Theoretical, ethical and methodological foundations of psychology are explored through reading, discussion and development of a research question, with emphasis on understanding these foundations as relevant to contemporary issues. Integrating a Christian faith perspective to psychology as a discipline, interdisciplinarity, and practical applications are themes foregrounded for discussion and explicit treatment. All students graduating from the 3-year psychology program are required to take this course in the final year of their degree; all students in the 4-year psychology program are required to take this course in the third year of their degree.
Together we will explore the current context of Psychology and identify key themes and issues in the field. While some contemporary issues – like technology, and ecology – are indeed recent, many – like cultural diversity, and neuroscience – are perennial issues (psychology from its inception has had a “social or biological?” divide) manifesting in contemporary form. The purpose of exploring these issues is for students to get a ‘bird’s-eye view’ of contemporary psychology and thus for you to learn to situate yourselves, your story, interests, and faith, in that context. This course will accomplish this in three ways.
First, through a set of readings that all in the class will read, reflect on, and discuss together, on six contemporary issue topics: faith perspective, counselling & psychotherapy, culture & psychology, neuroscience, technology, and ecopsychology.
Second: from a faith perspective, a perennial issue is how to integrate one’s faith perspective to psychology as a research discipline and/or professional practice. (The Mary Stewart Van Leeuwen reading is one contribution in this regard.) Another way to approach the integration issue: that it is a product of psychology’s “youthfulness”, which in striving to define its own disciplinary identity through aspiring to be a “rigorous science”, has excluded a lot of phenomena that it should study. As psychology has now aged since then and matured, it can relax about defining its identity and attend better to what it would have experienced as too threatening in its immaturity. If we accept this reading it informs the science-religion dynamic. We will explore this interpretation through the theme of consciousness as a contemporary research topic. What is some of the contemporary theorizing of consciousness, whether “cutting edge” (e.g., neuroscience, or AI, or spirituality studies) or fringe (e.g., parapsychology, or psychedelics, or transhumanism)? What implications for the future do these theories have, and how might they impact psychology? How do these inform Christian faith – perhaps they support it; or challenge it; or extend and deepen it. The mystery of what “consciousness” is sits at the center of these questions, and of psychology: consciousness is one way to define “psyche”; it is the crux of the mind-body dualism psychology assumes; it is both a perennial issue of psychology as well as a “hot” contemporary one.

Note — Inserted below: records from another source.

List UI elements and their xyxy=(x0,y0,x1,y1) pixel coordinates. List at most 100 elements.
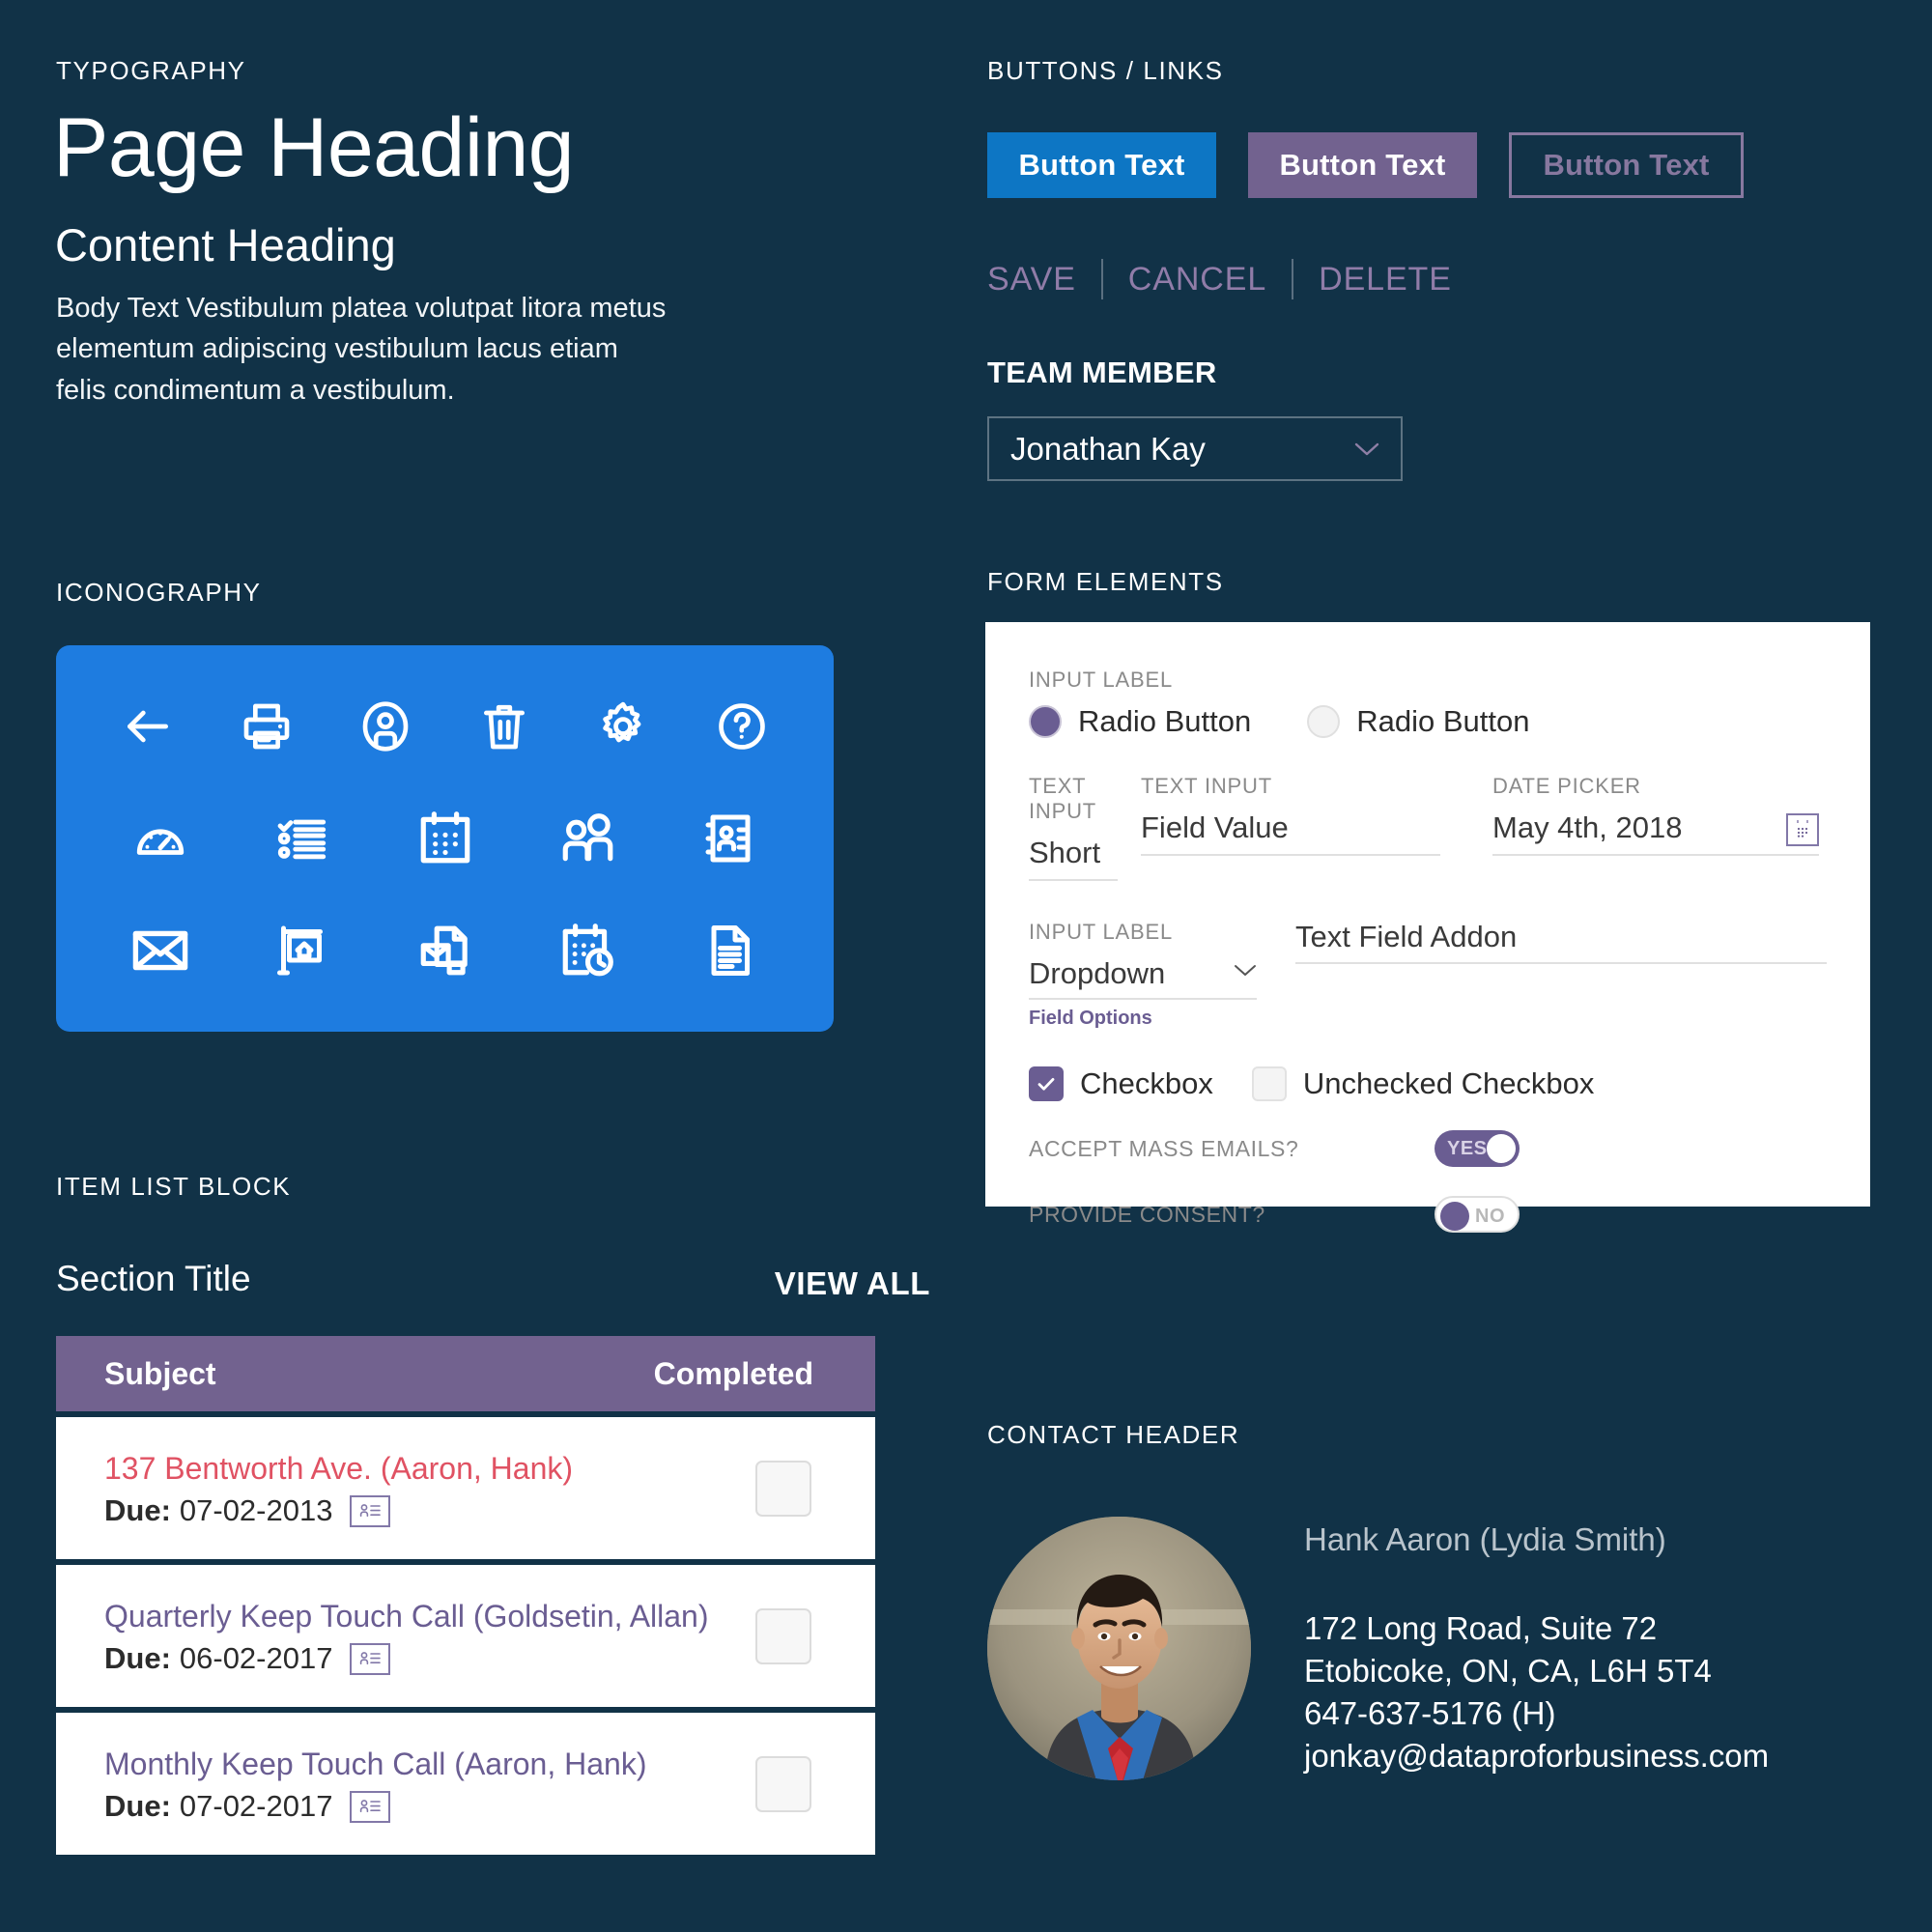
avatar xyxy=(987,1517,1251,1780)
toggle-label: ACCEPT MASS EMAILS? xyxy=(1029,1135,1299,1161)
content-heading: Content Heading xyxy=(55,219,396,270)
gauge-dashboard-icon[interactable] xyxy=(89,810,231,867)
calendar-icon[interactable] xyxy=(374,809,516,868)
printer-icon[interactable] xyxy=(208,699,327,753)
consent-toggle[interactable]: NO xyxy=(1435,1196,1520,1234)
empty-checkbox-icon xyxy=(1251,1066,1287,1102)
calendar-clock-icon[interactable] xyxy=(516,921,658,980)
back-arrow-icon[interactable] xyxy=(89,699,208,753)
row-subject[interactable]: Monthly Keep Touch Call (Aaron, Hank) xyxy=(104,1745,755,1783)
icon-row-3 xyxy=(89,895,801,1007)
calendar-icon[interactable] xyxy=(1786,812,1819,846)
real-estate-sign-icon[interactable] xyxy=(231,922,373,980)
delete-link[interactable]: DELETE xyxy=(1319,261,1452,298)
style-guide-page: TYPOGRAPHY Page Heading Content Heading … xyxy=(0,0,1932,1932)
primary-button[interactable]: Button Text xyxy=(987,132,1216,198)
field-value-label: TEXT INPUT xyxy=(1141,774,1272,798)
user-circle-icon[interactable] xyxy=(327,699,445,753)
row-due: Due: 07-02-2013 xyxy=(104,1492,755,1527)
chevron-down-icon xyxy=(1354,441,1379,457)
date-picker-input[interactable]: May 4th, 2018 xyxy=(1492,810,1786,854)
date-picker-inner: May 4th, 2018 xyxy=(1492,810,1819,854)
row-completed-checkbox[interactable] xyxy=(755,1460,811,1517)
iconography-panel xyxy=(56,645,834,1032)
field-underline xyxy=(1029,878,1118,881)
people-group-icon[interactable] xyxy=(516,809,658,868)
buttons-links-section-caption: BUTTONS / LINKS xyxy=(987,56,1224,85)
contact-name: Hank Aaron (Lydia Smith) xyxy=(1304,1521,1666,1557)
outline-button[interactable]: Button Text xyxy=(1509,132,1744,198)
table-row[interactable]: Quarterly Keep Touch Call (Goldsetin, Al… xyxy=(56,1559,875,1707)
dropdown-label: INPUT LABEL xyxy=(1029,919,1174,944)
row-subject[interactable]: 137 Bentworth Ave. (Aaron, Hank) xyxy=(104,1449,755,1488)
contact-card-icon[interactable] xyxy=(350,1642,391,1675)
item-list-header-row: Subject Completed xyxy=(56,1336,875,1411)
contact-card-icon[interactable] xyxy=(350,1790,391,1823)
dropdown-value: Dropdown xyxy=(1029,955,1166,990)
date-picker-field: DATE PICKER May 4th, 2018 xyxy=(1492,774,1819,856)
row-completed-checkbox[interactable] xyxy=(755,1755,811,1812)
row-due-label: Due: xyxy=(104,1788,171,1823)
link-divider xyxy=(1100,259,1103,299)
date-picker-label: DATE PICKER xyxy=(1492,774,1641,798)
dropdown-control[interactable]: Dropdown xyxy=(1029,956,1257,999)
trash-icon[interactable] xyxy=(444,699,563,753)
typography-section-caption: TYPOGRAPHY xyxy=(56,56,246,85)
radio-option-selected[interactable]: Radio Button xyxy=(1029,704,1251,739)
checkbox-checked[interactable]: Checkbox xyxy=(1029,1066,1213,1102)
gear-icon[interactable] xyxy=(563,699,682,753)
chevron-down-icon xyxy=(1234,963,1257,982)
field-options-link[interactable]: Field Options xyxy=(1029,1008,1257,1030)
view-all-link[interactable]: VIEW ALL xyxy=(721,1265,930,1302)
row-due: Due: 06-02-2017 xyxy=(104,1640,755,1675)
text-field-addon-input[interactable]: Text Field Addon xyxy=(1295,920,1827,963)
radio-option-unselected[interactable]: Radio Button xyxy=(1307,704,1529,739)
text-inputs-row: TEXT INPUT Short TEXT INPUT Field Value … xyxy=(1029,774,1827,881)
table-row[interactable]: 137 Bentworth Ave. (Aaron, Hank) Due: 07… xyxy=(56,1411,875,1559)
envelope-icon[interactable] xyxy=(89,920,231,981)
contact-card-icon[interactable] xyxy=(350,1494,391,1527)
dropdown-field: INPUT LABEL Dropdown Field Options xyxy=(1029,920,1257,1031)
link-divider xyxy=(1292,259,1294,299)
short-text-label: TEXT INPUT xyxy=(1029,774,1096,823)
team-member-select[interactable]: Jonathan Kay xyxy=(987,416,1403,481)
field-value-field: TEXT INPUT Field Value xyxy=(1141,774,1440,856)
row-completed-checkbox[interactable] xyxy=(755,1607,811,1664)
toggle-knob xyxy=(1487,1134,1516,1164)
item-list-table: Subject Completed 137 Bentworth Ave. (Aa… xyxy=(56,1336,875,1855)
short-text-input[interactable]: Short xyxy=(1029,836,1118,879)
mass-emails-toggle[interactable]: YES xyxy=(1435,1130,1520,1168)
row-due-label: Due: xyxy=(104,1640,171,1675)
body-text: Body Text Vestibulum platea volutpat lit… xyxy=(56,293,667,406)
field-value-input[interactable]: Field Value xyxy=(1141,810,1440,854)
checkbox-unchecked[interactable]: Unchecked Checkbox xyxy=(1251,1066,1594,1102)
team-member-value: Jonathan Kay xyxy=(1010,430,1206,467)
mail-merge-icon[interactable] xyxy=(374,921,516,980)
contact-card-icon[interactable] xyxy=(659,810,801,867)
item-list-section-caption: ITEM LIST BLOCK xyxy=(56,1172,292,1201)
secondary-button[interactable]: Button Text xyxy=(1248,132,1477,198)
table-row[interactable]: Monthly Keep Touch Call (Aaron, Hank) Du… xyxy=(56,1707,875,1855)
toggle-row-consent: PROVIDE CONSENT? NO xyxy=(1029,1196,1827,1234)
contact-email[interactable]: jonkay@dataproforbusiness.com xyxy=(1304,1735,1864,1777)
row-due-label: Due: xyxy=(104,1492,171,1527)
row-due-date: 07-02-2013 xyxy=(179,1492,333,1527)
contact-address-line-1: 172 Long Road, Suite 72 xyxy=(1304,1610,1658,1647)
radio-dot-icon xyxy=(1029,705,1062,738)
cancel-link[interactable]: CANCEL xyxy=(1128,261,1266,298)
radio-option-label: Radio Button xyxy=(1078,704,1252,738)
action-links: SAVE CANCEL DELETE xyxy=(987,259,1452,299)
save-link[interactable]: SAVE xyxy=(987,261,1076,298)
dropdown-addon-row: INPUT LABEL Dropdown Field Options Text … xyxy=(1029,920,1827,1031)
icon-row-2 xyxy=(89,782,801,895)
document-icon[interactable] xyxy=(659,922,801,980)
toggle-value: YES xyxy=(1447,1138,1488,1160)
radio-option-label: Radio Button xyxy=(1356,704,1530,738)
question-circle-icon[interactable] xyxy=(682,699,801,753)
row-subject[interactable]: Quarterly Keep Touch Call (Goldsetin, Al… xyxy=(104,1597,755,1635)
text-field-addon: Text Field Addon xyxy=(1295,920,1827,965)
checklist-icon[interactable] xyxy=(231,810,373,867)
form-elements-panel: INPUT LABEL Radio Button Radio Button TE… xyxy=(985,622,1870,1234)
contact-address-line-2: Etobicoke, ON, CA, L6H 5T4 xyxy=(1304,1653,1712,1690)
column-header-subject: Subject xyxy=(104,1355,216,1391)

The third way in which we will address contemporary issues: you will do a literature review of a contemporary, current topic of your choice. A true, full literature review is a lot of work; you will be doing a modified version appropriately abbreviated to senior undergraduate standards.
All students graduating from the 3-year psychology program are required to take this course in the final year of their degree; all students in the 4-year psychology program are required to take this course in the third year of their degree. It should not be taken earlier in the degree.
Readings will be handed out in class.